Mystère du prétendu extraterrestre résolu

Le squelette parfait de la créature extraterrestre a été découvert dans une pochette en cuir derrière une église abandonnée dans le désert d'Atacama au Chili. La minuscule créature ne mesure que 15 centimètres de long et a une tête conique, seulement dix paires de côtes et d'os qui ressemblaient à ceux d'un enfant de huit ans. La créature momifiée a d'abord été commercialisée sur le marché noir en tant que cadavre extraterrestre et est finalement tombée entre les mains d'un commerçant espagnol. Maintenant, une analyse médico-légale a été effectuée qui a résolu l'énigme du petit nerd.

La petite créature a reçu le nom "Ata". Les scientifiques de l'Université de Californie à San Francisco (UCSF) et de l'Université de Stanford ont prouvé sans aucun doute qu'il s'agissait d'un humain.

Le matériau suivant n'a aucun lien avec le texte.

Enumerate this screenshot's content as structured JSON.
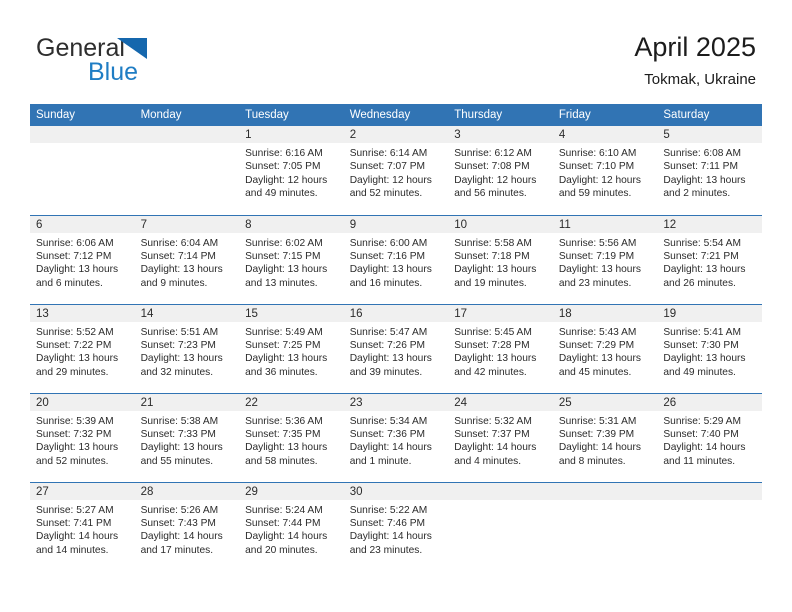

Ata a l'ADN d'une femme humaine avec un mélange d'ancêtres indiens et européens. Ce mélange est typique de l'emplacement du corps. Néanmoins, la découverte est un phénomène scientifique car Ata possède une poignée de mutations génétiques rares. Certaines de ces mutations ont d'abord été découvertes sur le corps. Les résultats de l'analyse ont été publiés dans la revue Genom Research.

Les mutations ont causé l'apparence étrange

«Les analyses bioinformatiques de l'étude ont conduit à la découverte de nouvelles et rares variantes nocives dans les gènes du phénotype Ata», explique Sanchita Bhattacharya, chercheuse en bioinformatique à l'UCSF dans un communiqué de presse de l'université sur les résultats de l'étude. L'analyse a été très difficile en raison de la quantité très limitée d'informations sur le spécimen et du manque d'antécédents familiaux, ce qui en fait un cas unique.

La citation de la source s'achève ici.